The rise of spontaneous, experience first travel
Mimi Assefa, head of marketing and events, at TripWorks sees a different pattern emerging, with fans booking tours and activities in short bursts between matches and operators relying on automation to capture that demand.
“Live events like the World Cup are becoming major drivers of experience first travel. Fans search and book in the hours between matches, and operators who use AI to respond instantly are the ones who capture that demand. We see the same pattern across the sector. Operators who use automation to recover abandoned carts, send timely follow ups and surface real time availability can lift bookings by well over 100 per cent and recover hundreds of otherwise lost sales. When travelers want flexible, spontaneous experiences, the businesses that use intelligent automation to meet that demand in the moment will come out ahead.”
Sports tourism as a cultural driver
The growing momentum behind sports-led travel is also being reflected in industry conversations beyond traditional data sources. In a recent episode of Travel Trends Podcast, titled “The Rise of Sports Travel”, host Dan Christian highlighted how sports tourism is evolving into a deeper form of cultural and identity-driven travel.

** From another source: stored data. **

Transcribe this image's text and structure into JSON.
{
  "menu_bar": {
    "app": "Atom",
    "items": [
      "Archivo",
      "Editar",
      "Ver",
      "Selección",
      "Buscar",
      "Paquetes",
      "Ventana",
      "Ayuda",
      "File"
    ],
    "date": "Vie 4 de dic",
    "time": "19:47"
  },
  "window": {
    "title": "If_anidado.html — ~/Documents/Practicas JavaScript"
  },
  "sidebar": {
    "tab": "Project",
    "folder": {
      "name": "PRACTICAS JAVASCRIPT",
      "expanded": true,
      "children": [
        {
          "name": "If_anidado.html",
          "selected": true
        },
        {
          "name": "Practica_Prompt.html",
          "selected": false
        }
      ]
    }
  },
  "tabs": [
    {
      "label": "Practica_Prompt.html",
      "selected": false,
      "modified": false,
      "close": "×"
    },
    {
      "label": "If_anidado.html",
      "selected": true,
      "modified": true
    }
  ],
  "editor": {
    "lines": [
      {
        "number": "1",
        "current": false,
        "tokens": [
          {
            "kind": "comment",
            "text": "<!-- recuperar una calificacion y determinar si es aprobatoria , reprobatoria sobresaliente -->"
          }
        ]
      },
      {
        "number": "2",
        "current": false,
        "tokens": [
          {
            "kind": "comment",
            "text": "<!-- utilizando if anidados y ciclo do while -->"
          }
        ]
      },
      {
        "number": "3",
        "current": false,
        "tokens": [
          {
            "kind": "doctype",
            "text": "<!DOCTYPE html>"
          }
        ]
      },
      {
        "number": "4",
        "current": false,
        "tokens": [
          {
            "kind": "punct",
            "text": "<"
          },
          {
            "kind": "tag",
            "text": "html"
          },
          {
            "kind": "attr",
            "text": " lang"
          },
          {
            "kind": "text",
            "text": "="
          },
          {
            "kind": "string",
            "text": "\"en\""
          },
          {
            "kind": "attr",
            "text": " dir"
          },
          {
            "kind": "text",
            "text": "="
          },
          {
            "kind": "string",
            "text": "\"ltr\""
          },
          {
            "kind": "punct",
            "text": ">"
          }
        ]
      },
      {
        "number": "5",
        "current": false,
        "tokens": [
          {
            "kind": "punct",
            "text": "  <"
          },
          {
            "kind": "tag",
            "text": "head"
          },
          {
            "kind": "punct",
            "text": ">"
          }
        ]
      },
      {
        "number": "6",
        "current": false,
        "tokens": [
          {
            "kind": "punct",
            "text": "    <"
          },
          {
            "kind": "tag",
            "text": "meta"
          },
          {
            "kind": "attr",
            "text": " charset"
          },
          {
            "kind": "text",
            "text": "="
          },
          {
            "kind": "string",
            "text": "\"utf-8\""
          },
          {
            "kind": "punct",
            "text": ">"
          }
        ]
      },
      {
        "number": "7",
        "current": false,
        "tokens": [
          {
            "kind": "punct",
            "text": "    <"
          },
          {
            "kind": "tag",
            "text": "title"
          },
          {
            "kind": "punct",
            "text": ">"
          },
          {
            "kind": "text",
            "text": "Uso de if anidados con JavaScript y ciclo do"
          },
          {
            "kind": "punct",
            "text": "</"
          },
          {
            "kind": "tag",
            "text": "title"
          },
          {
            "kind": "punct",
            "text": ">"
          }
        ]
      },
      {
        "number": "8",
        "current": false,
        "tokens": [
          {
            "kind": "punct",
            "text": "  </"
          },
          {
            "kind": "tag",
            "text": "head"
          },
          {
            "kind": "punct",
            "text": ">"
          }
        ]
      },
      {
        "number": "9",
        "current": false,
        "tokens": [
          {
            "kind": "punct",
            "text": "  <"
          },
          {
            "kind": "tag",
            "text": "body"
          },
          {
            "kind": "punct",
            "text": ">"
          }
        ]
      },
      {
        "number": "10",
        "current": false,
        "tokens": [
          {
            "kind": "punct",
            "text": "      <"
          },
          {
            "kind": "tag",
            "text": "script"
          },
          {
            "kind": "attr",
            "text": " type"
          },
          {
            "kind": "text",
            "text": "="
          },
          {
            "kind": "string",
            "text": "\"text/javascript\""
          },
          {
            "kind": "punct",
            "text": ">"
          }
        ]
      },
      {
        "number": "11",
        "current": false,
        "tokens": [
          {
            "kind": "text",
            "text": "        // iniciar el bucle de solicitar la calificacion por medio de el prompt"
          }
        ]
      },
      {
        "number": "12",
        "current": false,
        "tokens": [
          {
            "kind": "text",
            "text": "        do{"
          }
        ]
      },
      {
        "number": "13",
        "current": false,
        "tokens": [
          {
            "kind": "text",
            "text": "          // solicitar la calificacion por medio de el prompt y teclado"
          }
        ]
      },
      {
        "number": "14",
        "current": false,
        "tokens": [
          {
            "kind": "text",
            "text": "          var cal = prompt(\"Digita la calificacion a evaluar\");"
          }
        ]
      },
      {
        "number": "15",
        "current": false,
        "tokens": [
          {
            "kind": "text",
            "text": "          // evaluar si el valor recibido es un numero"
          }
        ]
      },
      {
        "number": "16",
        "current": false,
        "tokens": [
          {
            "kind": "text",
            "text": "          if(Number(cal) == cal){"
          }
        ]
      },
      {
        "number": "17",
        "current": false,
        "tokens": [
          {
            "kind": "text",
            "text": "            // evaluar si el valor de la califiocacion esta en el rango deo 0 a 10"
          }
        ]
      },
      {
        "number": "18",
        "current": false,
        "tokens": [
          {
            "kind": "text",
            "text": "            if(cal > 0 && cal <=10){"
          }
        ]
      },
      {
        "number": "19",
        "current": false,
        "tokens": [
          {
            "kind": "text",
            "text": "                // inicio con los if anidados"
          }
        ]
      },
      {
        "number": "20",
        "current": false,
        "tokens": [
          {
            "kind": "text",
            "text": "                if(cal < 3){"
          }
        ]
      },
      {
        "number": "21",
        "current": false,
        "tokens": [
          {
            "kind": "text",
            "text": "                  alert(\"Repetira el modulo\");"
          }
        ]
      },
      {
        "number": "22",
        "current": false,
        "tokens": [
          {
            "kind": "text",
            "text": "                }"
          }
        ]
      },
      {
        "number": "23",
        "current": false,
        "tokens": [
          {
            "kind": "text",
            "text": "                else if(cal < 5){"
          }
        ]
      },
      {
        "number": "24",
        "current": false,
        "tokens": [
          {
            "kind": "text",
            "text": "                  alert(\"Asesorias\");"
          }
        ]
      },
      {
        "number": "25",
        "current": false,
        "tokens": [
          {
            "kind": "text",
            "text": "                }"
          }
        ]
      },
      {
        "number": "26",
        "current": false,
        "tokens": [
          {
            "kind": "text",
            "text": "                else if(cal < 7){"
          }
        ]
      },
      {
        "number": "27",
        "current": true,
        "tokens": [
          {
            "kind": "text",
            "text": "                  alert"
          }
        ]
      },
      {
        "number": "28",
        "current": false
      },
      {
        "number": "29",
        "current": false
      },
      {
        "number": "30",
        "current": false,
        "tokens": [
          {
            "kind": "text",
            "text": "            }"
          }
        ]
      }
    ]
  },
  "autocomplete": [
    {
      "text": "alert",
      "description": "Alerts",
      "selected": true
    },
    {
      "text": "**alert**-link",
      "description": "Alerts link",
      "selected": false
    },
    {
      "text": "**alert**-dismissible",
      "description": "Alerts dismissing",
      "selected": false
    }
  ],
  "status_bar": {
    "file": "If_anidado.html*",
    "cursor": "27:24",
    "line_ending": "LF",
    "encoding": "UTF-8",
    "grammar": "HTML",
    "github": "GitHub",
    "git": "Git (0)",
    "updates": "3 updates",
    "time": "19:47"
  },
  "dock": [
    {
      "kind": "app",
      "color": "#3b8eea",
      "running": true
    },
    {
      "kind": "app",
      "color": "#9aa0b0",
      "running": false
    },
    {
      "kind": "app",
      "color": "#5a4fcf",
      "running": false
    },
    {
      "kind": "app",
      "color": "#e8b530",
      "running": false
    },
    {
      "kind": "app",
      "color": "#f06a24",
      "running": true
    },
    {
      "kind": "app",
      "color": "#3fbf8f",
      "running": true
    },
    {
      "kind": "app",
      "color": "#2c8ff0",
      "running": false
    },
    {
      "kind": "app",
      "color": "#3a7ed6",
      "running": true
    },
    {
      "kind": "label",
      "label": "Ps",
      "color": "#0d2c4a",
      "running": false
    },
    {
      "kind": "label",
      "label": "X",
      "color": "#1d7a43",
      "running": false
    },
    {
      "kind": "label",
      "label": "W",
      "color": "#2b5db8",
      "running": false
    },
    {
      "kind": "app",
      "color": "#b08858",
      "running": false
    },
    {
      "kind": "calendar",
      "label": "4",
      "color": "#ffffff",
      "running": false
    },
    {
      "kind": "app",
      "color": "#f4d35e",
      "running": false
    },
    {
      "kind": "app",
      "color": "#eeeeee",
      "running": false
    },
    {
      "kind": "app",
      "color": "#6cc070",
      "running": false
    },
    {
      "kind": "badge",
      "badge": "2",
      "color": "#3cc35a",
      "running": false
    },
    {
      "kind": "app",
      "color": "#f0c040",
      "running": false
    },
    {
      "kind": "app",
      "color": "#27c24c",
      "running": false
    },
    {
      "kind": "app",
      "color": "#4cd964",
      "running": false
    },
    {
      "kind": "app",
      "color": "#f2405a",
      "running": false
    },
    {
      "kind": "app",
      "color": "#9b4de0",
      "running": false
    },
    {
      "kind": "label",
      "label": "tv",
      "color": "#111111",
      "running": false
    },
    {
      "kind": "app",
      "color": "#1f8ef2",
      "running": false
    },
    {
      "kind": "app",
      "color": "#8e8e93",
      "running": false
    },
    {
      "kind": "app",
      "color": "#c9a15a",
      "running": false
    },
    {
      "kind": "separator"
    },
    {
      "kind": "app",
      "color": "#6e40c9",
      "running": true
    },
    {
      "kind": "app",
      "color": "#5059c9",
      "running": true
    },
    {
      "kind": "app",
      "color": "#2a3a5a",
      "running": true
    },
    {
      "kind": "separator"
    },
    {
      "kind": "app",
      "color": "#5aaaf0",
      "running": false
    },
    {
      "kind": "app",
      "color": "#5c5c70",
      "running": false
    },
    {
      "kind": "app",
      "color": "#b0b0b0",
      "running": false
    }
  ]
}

As he noted, “sports travel is no longer just about attending an event. It has become a way for fans to connect with places, communities and shared identities, where the experience around the match is as important as the game itself. Major tournaments like the World Cup are accelerating this shift by turning travel into a more emotional, experience-led decision.”
Fewer trips, more experiences and higher stakes
The World Cup will intensify a trend already reshaping the sector, with travellers taking fewer trips but packing more experiences into each one, according to Bruce Rosard, co-founder of Arival. He says:
“Our latest Arival research shows that people are taking fewer trips but packing more into each one. Travelers now book an average of 4.6 activities and 4.7 attractions per trip, the highest levels since before the pandemic. Major events such as the World Cup amplify this behaviour. Fans do not travel only for the match. They travel for the experiences around it, from tours and attractions to food and culture. When people take fewer trips, every day carries higher stakes, and events like the World Cup become powerful drivers of in destination spending.”
The operational and compliance challenge
Clinton Cardozo, CEO and co-founder of airport compliance platform OneReg warns that the biggest pressure point will be the operational bottlenecks created by match day surges, where even minor delays can ripple across the system.
“Mega events such as the World Cup create enormous operational and compliance pressure across the travel ecosystem, particularly for airlines and airports. Match days compress demand into narrow windows, which means even small delays can cascade quickly. Airlines can lose around $200 for every minute an aircraft sits idle on the ground, and during the World Cup those minutes become far more expensive because schedules are tighter, turnaround times are shorter and passenger volumes are higher. Much of that ground time is spent on compliance activities, passenger data, document checks, regulatory clearances, and where the schedule can usually absorb some friction in processes, during an event like the World Cup, it cannot. Digital compliance infrastructure is vital to reducing that friction, creating operational efficiency and reducing cost.”